Zuora (ZUO) Proxy Filing summary
Event summary combining transcript, slides, and related documents.
Proxy Filing summary
1 Dec, 2025Executive summary
A definitive merger agreement was signed for a go-private transaction, with stockholders to receive $10.00 per share in cash, valuing the company at a significant premium to recent trading prices.
The merger is led by private equity funds affiliated with Silver Lake, with a minority investment from GIC, and will result in the company becoming a wholly owned subsidiary.
The board, following a special committee’s unanimous recommendation, determined the transaction is fair and in the best interests of unaffiliated stockholders.
The transaction is subject to customary closing conditions, including regulatory approvals and stockholder votes, and is expected to close by July 17, 2025, with a possible extension to October 17, 2025.
The CEO and affiliates have agreed to roll over $70 million in equity, with an option to increase by $30 million, and to vote their shares in favor of the merger.
Voting matters and shareholder proposals
Stockholders will vote on the adoption of the merger agreement, with approval required by a majority of all shares and a majority of unaffiliated shares, voting as a single class.

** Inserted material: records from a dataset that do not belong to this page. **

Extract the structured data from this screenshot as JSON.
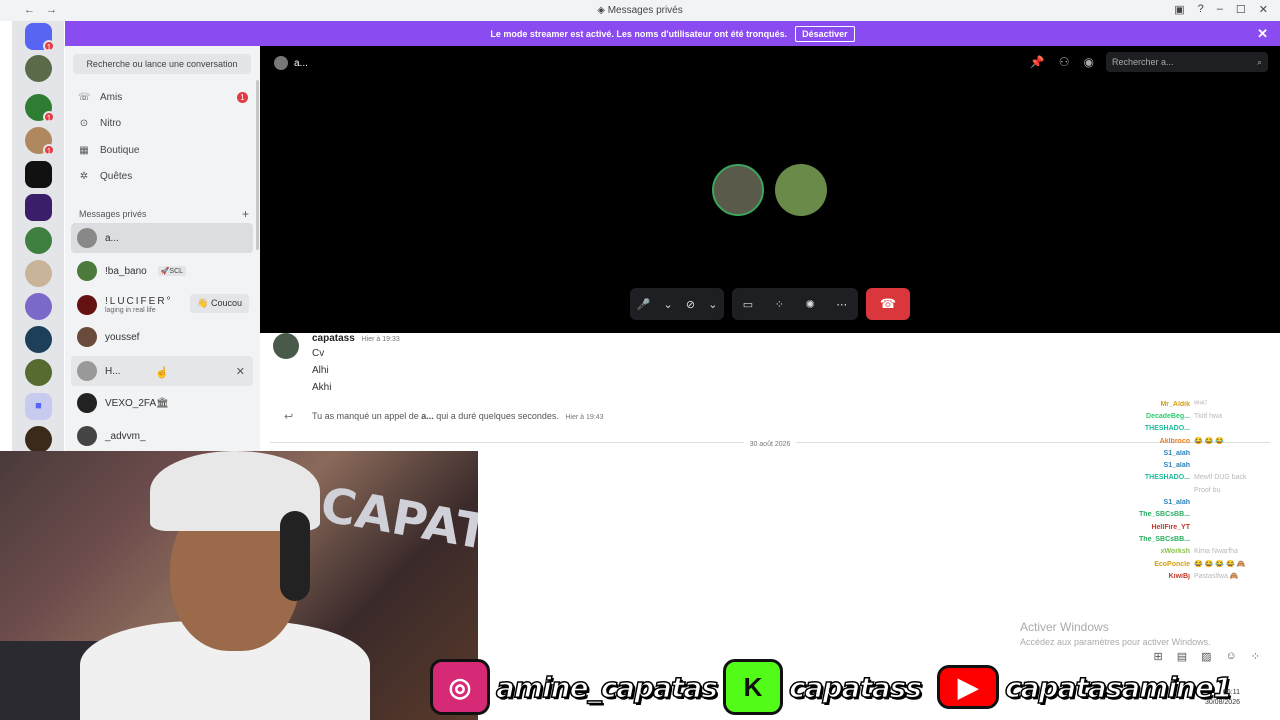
{
  "window": {
    "title": "Messages privés",
    "nav_arrows": "← →"
  },
  "banner": {
    "text": "Le mode streamer est activé. Les noms d'utilisateur ont été tronqués.",
    "button": "Désactiver",
    "close": "✕"
  },
  "sidebar": {
    "search_placeholder": "Recherche ou lance une conversation",
    "nav": [
      {
        "label": "Amis",
        "badge": "1"
      },
      {
        "label": "Nitro"
      },
      {
        "label": "Boutique"
      },
      {
        "label": "Quêtes"
      }
    ],
    "dm_header": "Messages privés",
    "dm_add": "+",
    "dms": [
      {
        "name": "a..."
      },
      {
        "name": "!ba_bano",
        "tag": "🚀SCL"
      },
      {
        "name": "!LUCIFER°",
        "sub": "laging in real life",
        "action": "👋 Coucou"
      },
      {
        "name": "youssef"
      },
      {
        "name": "H...",
        "close": "✕"
      },
      {
        "name": "VEXO_2FA🏛"
      },
      {
        "name": "_advvm_"
      }
    ]
  },
  "server_badges": [
    "1",
    "1",
    "1"
  ],
  "call": {
    "name": "a...",
    "search_placeholder": "Rechercher a...",
    "search_icon": "⌕",
    "header_icons": [
      "pin-icon",
      "add-friend-icon",
      "status-icon"
    ]
  },
  "chat": {
    "author": "capatass",
    "time": "Hier à 19:33",
    "lines": [
      "Cv",
      "Alhi",
      "Akhi"
    ],
    "missed_prefix": "Tu as manqué un appel de ",
    "missed_user": "a...",
    "missed_suffix": " qui a duré quelques secondes.",
    "missed_time": "Hier à 19:43",
    "date_separator": "30 août 2026"
  },
  "overlay_chat": [
    {
      "name": "Mr_Aldik",
      "color": "#d4a017",
      "text": "ᵂᴴᴬᵀ"
    },
    {
      "name": "DecadeBeg...",
      "color": "#2ecc71",
      "text": "Tkitf hwa"
    },
    {
      "name": "THESHADO...",
      "color": "#1abc9c",
      "text": ""
    },
    {
      "name": "Aklbroco",
      "color": "#e67e22",
      "text": "😂 😂 😂"
    },
    {
      "name": "S1_alah",
      "color": "#2980b9",
      "text": ""
    },
    {
      "name": "S1_alah",
      "color": "#2980b9",
      "text": ""
    },
    {
      "name": "THESHADO...",
      "color": "#1abc9c",
      "text": "Mewlf DUG back"
    },
    {
      "name": "",
      "color": "#999999",
      "text": "Proof bu"
    },
    {
      "name": "S1_alah",
      "color": "#2980b9",
      "text": ""
    },
    {
      "name": "The_SBCsBB...",
      "color": "#27ae60",
      "text": ""
    },
    {
      "name": "HellFire_YT",
      "color": "#c0392b",
      "text": ""
    },
    {
      "name": "The_SBCsBB...",
      "color": "#27ae60",
      "text": ""
    },
    {
      "name": "xWorksh",
      "color": "#8bc34a",
      "text": "Kima Nwarfha"
    },
    {
      "name": "EcoPoncle",
      "color": "#d4a017",
      "text": "😂 😂 😂 😂 🙈"
    },
    {
      "name": "KiwiBj",
      "color": "#c0392b",
      "text": "Pastaslfwa 🙈"
    }
  ],
  "watermark": {
    "title": "Activer Windows",
    "subtitle": "Accédez aux paramètres pour activer Windows."
  },
  "webcam": {
    "wall_text": "CAPAT"
  },
  "socials": [
    {
      "platform": "instagram",
      "handle": "amine_capatas",
      "icon": "◎",
      "color": "#d62976"
    },
    {
      "platform": "kick",
      "handle": "capatass",
      "icon": "K",
      "color": "#53fc18"
    },
    {
      "platform": "youtube",
      "handle": "capatasamine1",
      "icon": "▶",
      "color": "#ff0000"
    }
  ],
  "clock": {
    "time": "06:11",
    "date": "30/08/2026"
  }
}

The board recommends stockholders vote in favor of the merger; a proxy statement and Schedule 13E-3 will be filed and distributed to stockholders.
The CEO and affiliates, holding approximately 5.5% of shares, have entered into a support agreement to vote in favor of the merger.
Board of directors and corporate governance
A special committee of independent directors negotiated and recommended the merger, and the full board unanimously approved the transaction.
Post-merger, the surviving corporation’s certificate of incorporation and bylaws will be amended and restated; directors of the merger sub will become directors of the surviving corporation.